I’m bringing all this shit up because, within me (and I’m a liberal piece o’ shit if ever there was one), all this stuff needed decades to take hold. The idea that it’s not just certain segments of the population perpetrating rape and creating an unsafe environment for women, but an entire culture that hasn’t figured out the right way to even conceive of female sexuality, let alone heterosexual dynamics. That, when I express exasperation at a woman’s clothing choices, I’m relying upon an old, outdated, and dangerous concept of sexuality, one that makes her responsible for how men behave. That, in my ideas of what women need to do to be safe in the world, I might actually be perpetuating a culture in which they are less safe.

So much of whatever progress I have made to understand these things and make them real has been the result of women speaking up about their experiences and the culture around them, and in spite of strong pushback from the broader culture. And even then, this stuff is so tenuously in place that my instinct was to flinch away from rape culture as a cause for writing an exposé of a case of rape on a college campus. Because I’m a guy (and a bearded white one at that) who will never in his life have to worry about being sexually assaulted, this thing reverts to an abstraction in the absence of constant vigilance.


And so, what I’m afraid of is that this Rolling Stone case will be all the evidence a certain too-large group of people will need to further dismiss both rape culture and rape as a real and persistent and dangerous reality. It’s clear the author of “A Rape on Campus” fucked up in any number of ways. Some people got screwed along the way. On the other hand, “Jackie” is not the avatar of college rape victims, and the debunking of this particular story is not relevant to the overall problem of sexual violence against women and a culture that both permits and slyly encourages it. If the actual rape detailed in “A Rape on Campus” didn’t take place, certainly there are thousands and thousands of cases of virtually indistinguishable crimes out there, many of them untold but some of them very much out in the open. My sister-in-law, for example, whose story is shockingly like Jackie’s, only she was younger and still living at home when it happened.

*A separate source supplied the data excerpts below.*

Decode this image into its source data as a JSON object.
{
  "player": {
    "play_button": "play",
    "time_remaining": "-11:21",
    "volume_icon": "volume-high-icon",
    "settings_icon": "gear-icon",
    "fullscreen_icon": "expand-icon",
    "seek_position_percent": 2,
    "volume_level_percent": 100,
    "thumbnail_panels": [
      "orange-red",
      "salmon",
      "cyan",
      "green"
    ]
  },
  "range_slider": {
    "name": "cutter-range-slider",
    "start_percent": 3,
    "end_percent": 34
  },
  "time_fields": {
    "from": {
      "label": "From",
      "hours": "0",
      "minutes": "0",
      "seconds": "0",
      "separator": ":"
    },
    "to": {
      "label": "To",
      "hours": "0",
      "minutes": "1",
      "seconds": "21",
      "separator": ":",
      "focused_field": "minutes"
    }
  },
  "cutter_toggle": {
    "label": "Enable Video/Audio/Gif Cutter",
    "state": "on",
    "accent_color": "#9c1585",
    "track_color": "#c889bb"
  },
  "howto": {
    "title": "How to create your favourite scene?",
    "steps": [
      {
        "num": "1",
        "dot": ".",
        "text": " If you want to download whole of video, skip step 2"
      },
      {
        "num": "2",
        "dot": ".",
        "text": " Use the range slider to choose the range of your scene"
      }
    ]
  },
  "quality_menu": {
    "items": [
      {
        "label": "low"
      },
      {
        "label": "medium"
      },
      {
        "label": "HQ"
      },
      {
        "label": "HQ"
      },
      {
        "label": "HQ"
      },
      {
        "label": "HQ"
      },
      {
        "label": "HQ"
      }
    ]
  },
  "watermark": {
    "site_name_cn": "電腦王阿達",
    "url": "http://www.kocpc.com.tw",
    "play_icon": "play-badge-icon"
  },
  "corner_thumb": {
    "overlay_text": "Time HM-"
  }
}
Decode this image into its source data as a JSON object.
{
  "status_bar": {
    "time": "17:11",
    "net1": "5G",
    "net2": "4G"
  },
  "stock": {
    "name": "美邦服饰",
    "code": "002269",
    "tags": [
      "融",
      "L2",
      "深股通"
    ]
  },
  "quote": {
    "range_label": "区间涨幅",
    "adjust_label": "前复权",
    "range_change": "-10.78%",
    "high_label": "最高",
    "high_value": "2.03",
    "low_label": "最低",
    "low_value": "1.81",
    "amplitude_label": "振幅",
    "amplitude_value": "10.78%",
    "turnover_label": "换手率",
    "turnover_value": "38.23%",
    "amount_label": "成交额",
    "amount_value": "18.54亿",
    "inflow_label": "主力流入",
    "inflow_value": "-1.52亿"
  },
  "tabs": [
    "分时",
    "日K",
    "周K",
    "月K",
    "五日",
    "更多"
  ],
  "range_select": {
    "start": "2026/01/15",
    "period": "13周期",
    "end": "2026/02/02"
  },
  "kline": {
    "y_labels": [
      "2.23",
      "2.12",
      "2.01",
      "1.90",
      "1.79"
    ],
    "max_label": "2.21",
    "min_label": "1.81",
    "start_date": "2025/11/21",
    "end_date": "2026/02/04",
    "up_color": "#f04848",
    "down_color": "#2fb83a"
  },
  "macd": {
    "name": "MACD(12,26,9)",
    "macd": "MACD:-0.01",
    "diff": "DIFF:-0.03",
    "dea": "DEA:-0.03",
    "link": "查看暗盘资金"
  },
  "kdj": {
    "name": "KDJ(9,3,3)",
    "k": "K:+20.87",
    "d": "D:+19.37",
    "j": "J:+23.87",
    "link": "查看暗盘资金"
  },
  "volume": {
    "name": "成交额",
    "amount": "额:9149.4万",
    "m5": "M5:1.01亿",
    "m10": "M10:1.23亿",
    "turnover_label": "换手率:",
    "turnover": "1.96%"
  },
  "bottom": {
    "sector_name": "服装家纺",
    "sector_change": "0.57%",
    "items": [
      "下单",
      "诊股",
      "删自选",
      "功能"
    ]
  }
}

The culture needs to change. The change will not solve rape, but the hope is that changing attitudes about consent and sex and sexual dynamics will make women safer, not just from rape, but from the consequences of coming forward in its aftermath. A worthy goal is to wipe away the grey area we commonly think exists between rape and non-rape, and recenter total responsibility for acts of nonconsensual sex on the aggressor, where it belongs. That’s the really shitty thing about this whole Rolling Stone deal: it’s not that some innocent dudes at a fraternity were briefly dragged around in the mud, it’s that it will represent another obstacle to making people aware of all the subtle ways our culture makes all rape victims and all women less safe than they ought to be. My reaction to the author’s stated goal—targeting “the pervasive culture of sexual harassment/rape culture”—was exactly the opposite of what it ought to have been. Writing about rape without targeting its cultural underpinnings is a waste of an opportunity. My hope is this blown story doesn’t discourage other journalists from a similar undertaking.